A weight loss product that restricts wearers to a liquid diet by locking their jaw shut has been described as a ‘torture device’ by critics.
The medical contraption prevents a person from eating solids by using magnets to stop their jaw from opening wider than 2mm.
The DentalSlim Diet Control was developed by teams at the University of Otago in New Zealand and scientists in Leeds, England. So far, the device has been trialled on seven obese women in Dunedin, NZ.
In a tweet, the University of Otago described it as a ‘world-first weight-loss device to help fight the global obesity epidemic.’
Results from the trial published in the British Dental Journal described how the seven women were fitted with the magnetic devices, which are attached to the upper and lower back teeth, for one week, during which time they were given a ‘commercially available liquid diet’, but could not eat any solid foods.
At the end of the trial the women had lost an average 5.1% of their body weight – a mean loss of 6.36kg.
Professor Paul Brunton, who helped develop the device, said:
The main barrier for people for successful weight loss is compliance and this helps them establish new habits, allowing them to comply with a low-calorie diet for a period of time. It really kick-starts the process.
It is a non-invasive, reversible, economical and attractive alternative to surgical procedures.
Despite Brunton’s insistence that there were ‘no adverse consequences’ to the device, the women who trialled it reported feeling uncomfortable and struggling to speak, as well as feeling that ‘life in general was less satisfying’.

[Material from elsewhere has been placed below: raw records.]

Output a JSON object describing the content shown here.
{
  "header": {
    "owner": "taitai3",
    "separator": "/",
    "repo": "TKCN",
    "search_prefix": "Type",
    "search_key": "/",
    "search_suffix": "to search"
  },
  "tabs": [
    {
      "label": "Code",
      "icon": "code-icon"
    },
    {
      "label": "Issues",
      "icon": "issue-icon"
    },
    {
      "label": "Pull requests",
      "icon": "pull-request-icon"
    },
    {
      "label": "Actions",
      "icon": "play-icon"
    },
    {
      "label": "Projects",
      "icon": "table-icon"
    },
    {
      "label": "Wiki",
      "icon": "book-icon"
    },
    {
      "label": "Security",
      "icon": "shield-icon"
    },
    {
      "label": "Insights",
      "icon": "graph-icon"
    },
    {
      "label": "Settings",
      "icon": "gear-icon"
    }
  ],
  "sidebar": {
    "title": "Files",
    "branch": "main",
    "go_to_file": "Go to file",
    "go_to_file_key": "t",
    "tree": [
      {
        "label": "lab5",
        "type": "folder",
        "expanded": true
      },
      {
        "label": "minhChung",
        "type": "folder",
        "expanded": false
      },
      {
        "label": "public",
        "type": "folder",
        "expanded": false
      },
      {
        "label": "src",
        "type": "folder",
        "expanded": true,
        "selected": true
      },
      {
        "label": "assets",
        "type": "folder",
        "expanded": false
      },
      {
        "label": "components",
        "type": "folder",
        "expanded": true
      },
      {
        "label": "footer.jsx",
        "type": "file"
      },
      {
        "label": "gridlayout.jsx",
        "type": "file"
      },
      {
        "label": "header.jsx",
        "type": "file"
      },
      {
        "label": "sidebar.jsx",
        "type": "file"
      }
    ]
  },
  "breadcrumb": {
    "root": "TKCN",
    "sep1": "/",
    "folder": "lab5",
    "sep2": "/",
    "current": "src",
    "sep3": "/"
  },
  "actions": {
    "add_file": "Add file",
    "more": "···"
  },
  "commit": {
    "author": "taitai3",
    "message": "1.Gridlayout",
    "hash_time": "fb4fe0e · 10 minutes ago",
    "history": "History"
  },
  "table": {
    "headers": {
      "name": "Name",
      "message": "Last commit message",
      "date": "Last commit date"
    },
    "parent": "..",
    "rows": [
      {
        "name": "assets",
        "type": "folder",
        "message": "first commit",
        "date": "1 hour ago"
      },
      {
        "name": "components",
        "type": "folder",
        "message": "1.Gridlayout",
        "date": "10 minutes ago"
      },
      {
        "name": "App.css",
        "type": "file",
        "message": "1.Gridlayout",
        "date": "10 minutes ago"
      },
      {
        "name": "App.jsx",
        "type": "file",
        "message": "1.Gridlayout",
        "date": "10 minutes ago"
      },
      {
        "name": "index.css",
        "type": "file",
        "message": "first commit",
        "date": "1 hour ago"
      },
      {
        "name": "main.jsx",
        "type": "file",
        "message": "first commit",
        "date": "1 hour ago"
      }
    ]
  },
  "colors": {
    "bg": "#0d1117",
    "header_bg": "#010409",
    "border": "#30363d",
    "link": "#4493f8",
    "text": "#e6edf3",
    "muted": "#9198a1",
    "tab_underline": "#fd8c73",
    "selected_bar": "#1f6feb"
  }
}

Social media has thoughts about the device too, and they’re not good. ‘A world-first and world-last, I sincerely hope,’ one person posted. ‘This is a torture device and you should be embarrassed to be promoting it, let alone to be associated with it.’
Another criticised the attempt to force women into potentially harmful diets, saying, ‘You don’t need this torture device to go on a liquid diet. I did slimfast in the 90s and lost a tonne of weight quickly. I also started vomiting, taking laxatives and exercising obsessively. I put all the weight back on when I gave that up, but the damage it did is still with me.’
The device wasn’t entirely foolproof either, with one participant admitting that they had ‘cheated’ by melting down chocolate and drinking soda during the trial.